Hong Kong boxship chokepoint partially lifted

The global logistical problems currently impacting the containership market amid high levels of demand have been given a slight degree of relief. Vessel height restrictions for ships heading underneath Hong Kong’s Tsing Ma Bridge will be lifted this week from 53 m to 54.6 m, and to 57 m at certain hours. Ships ranging in size between 8,000 and 15,000 teu will finally be able to transit through the waterway below the bridge.

Hong Kong’s liner community had been calling for the height restrictions to be lifted for the past seven years. The bridge lies overhead a key channel leading into Hong Kong’s Kwai Tsing container terminal.

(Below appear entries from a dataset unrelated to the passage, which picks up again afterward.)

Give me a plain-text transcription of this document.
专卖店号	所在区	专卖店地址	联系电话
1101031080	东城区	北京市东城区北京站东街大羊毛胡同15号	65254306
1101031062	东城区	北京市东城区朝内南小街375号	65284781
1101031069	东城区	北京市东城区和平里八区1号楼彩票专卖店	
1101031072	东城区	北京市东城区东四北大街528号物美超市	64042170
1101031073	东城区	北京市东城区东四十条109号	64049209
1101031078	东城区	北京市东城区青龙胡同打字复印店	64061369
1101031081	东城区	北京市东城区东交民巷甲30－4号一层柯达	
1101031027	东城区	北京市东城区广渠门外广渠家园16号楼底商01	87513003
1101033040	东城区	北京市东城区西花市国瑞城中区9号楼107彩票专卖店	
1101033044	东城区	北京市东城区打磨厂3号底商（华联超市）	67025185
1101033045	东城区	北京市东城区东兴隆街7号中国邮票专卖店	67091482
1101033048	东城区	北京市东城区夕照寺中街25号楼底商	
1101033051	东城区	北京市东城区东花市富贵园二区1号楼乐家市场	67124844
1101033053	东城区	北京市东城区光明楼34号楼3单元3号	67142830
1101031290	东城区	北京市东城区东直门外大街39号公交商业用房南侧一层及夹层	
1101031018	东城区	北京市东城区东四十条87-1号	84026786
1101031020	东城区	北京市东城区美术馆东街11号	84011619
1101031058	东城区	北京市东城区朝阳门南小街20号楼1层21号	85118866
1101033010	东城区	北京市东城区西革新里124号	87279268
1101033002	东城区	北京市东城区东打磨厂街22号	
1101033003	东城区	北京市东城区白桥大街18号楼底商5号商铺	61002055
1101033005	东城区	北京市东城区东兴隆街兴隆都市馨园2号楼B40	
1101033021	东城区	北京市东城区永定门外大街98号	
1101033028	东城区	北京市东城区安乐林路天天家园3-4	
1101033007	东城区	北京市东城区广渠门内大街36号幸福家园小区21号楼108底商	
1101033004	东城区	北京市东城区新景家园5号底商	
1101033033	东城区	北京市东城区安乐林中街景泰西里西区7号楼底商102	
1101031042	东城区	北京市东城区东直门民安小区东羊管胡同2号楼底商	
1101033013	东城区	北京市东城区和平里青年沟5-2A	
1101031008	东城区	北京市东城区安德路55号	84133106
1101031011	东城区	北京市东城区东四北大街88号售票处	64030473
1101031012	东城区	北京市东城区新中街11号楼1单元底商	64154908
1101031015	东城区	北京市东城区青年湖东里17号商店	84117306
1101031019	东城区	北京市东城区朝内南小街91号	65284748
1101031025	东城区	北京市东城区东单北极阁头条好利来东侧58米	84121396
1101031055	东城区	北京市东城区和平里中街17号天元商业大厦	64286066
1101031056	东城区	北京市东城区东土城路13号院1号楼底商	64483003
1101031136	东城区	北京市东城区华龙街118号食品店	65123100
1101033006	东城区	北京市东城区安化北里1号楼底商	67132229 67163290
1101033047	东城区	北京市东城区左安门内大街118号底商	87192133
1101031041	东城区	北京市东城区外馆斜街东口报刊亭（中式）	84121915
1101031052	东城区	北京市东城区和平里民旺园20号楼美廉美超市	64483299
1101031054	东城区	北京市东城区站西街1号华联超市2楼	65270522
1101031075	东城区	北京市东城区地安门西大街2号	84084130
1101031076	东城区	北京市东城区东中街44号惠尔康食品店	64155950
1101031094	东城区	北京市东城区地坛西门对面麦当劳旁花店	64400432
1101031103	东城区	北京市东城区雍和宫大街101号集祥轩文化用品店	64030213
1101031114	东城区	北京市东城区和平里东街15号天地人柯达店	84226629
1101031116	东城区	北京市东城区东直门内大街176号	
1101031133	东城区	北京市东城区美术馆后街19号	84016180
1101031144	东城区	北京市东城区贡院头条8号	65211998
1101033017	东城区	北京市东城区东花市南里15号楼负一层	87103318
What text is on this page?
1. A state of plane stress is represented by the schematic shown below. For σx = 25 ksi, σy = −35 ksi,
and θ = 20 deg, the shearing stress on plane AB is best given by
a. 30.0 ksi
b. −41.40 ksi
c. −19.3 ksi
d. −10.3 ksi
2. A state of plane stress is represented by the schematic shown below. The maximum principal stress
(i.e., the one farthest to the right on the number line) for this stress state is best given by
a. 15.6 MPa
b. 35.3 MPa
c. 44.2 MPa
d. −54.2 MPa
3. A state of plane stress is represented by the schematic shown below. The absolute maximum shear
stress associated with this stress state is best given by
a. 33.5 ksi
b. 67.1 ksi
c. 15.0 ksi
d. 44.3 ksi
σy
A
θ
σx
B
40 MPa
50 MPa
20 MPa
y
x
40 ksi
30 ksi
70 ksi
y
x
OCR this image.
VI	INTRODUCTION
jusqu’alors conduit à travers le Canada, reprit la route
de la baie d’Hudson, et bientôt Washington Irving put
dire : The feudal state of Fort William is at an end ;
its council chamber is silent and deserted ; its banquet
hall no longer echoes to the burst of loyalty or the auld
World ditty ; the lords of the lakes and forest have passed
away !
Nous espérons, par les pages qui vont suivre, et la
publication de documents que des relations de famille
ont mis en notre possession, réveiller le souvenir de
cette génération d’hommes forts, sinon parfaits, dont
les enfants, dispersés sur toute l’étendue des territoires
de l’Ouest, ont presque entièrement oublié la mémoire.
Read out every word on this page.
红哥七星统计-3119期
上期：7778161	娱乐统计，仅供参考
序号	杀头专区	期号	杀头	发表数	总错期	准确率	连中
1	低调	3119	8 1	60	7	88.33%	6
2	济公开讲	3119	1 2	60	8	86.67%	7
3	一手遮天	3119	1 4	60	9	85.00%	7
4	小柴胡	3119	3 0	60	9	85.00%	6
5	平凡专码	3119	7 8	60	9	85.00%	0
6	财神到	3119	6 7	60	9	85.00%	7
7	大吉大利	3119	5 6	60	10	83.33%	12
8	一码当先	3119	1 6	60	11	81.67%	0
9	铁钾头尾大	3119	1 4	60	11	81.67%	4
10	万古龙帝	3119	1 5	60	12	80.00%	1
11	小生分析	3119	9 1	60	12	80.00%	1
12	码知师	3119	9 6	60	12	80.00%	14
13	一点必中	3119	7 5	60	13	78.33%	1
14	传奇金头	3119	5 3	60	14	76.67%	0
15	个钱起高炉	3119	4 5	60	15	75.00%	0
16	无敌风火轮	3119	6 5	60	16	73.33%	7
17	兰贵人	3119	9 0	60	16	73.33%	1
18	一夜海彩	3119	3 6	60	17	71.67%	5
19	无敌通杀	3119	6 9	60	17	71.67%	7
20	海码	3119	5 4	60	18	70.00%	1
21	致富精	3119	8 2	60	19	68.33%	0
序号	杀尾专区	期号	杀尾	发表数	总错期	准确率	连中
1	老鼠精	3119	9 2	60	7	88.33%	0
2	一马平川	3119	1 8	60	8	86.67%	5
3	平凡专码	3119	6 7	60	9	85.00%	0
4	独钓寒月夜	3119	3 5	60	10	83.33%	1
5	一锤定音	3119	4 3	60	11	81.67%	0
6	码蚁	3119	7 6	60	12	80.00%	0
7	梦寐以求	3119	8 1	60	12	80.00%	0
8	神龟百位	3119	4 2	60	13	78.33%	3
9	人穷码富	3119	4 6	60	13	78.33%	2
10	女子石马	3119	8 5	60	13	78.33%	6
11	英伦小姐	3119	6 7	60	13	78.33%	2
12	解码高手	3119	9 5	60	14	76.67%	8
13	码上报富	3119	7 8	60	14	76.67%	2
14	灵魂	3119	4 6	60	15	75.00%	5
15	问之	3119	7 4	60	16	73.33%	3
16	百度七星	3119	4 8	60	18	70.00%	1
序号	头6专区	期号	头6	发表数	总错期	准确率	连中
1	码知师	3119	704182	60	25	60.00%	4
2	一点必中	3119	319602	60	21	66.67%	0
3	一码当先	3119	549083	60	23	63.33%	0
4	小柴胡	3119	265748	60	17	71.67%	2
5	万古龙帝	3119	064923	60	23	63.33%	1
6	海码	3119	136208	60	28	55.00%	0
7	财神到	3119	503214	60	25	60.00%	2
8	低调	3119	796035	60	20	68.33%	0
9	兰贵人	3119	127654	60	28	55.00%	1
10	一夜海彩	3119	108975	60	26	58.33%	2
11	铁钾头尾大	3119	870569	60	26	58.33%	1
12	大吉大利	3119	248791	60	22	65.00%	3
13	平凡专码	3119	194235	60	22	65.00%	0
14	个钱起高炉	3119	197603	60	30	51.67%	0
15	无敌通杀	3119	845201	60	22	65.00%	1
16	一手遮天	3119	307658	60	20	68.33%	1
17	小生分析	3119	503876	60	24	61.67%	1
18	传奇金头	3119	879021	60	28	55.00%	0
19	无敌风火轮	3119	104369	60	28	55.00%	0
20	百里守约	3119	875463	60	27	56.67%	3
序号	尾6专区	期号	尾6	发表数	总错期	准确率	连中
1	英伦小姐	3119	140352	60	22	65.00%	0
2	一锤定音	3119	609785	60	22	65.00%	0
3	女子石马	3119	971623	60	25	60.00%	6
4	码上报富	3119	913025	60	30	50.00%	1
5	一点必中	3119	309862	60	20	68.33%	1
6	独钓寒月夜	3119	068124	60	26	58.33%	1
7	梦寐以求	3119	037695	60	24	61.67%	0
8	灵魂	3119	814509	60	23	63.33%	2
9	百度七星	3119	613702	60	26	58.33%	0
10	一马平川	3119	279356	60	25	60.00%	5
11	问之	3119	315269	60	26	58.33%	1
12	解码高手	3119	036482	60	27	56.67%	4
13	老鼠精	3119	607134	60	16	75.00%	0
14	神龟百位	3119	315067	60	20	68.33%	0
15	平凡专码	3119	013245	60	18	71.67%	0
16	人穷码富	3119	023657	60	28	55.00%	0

Roberto Giannetta, chairman of the Hong Kong Liner Shipping Association said that even at 57 metres, containerships of more than 18,000 teu would require still further air clearance adjustments to be able to transit under the bridge. “But, at least, with this latest adjustment from January 28th we will be able to accommodate most of the vessels within 8,000 to 15,000 teu that previously did not meet the Marine Department’s air clearance requirements”.

The lowest point within the navigational channels under the bridge is 65.8m, and the Hong Kong Liner Shipping Association has said that there is a potential for further adjustments. The Tsing Ma Bridge, the world’s 14th-longest span suspension bridge, was completed in 1997.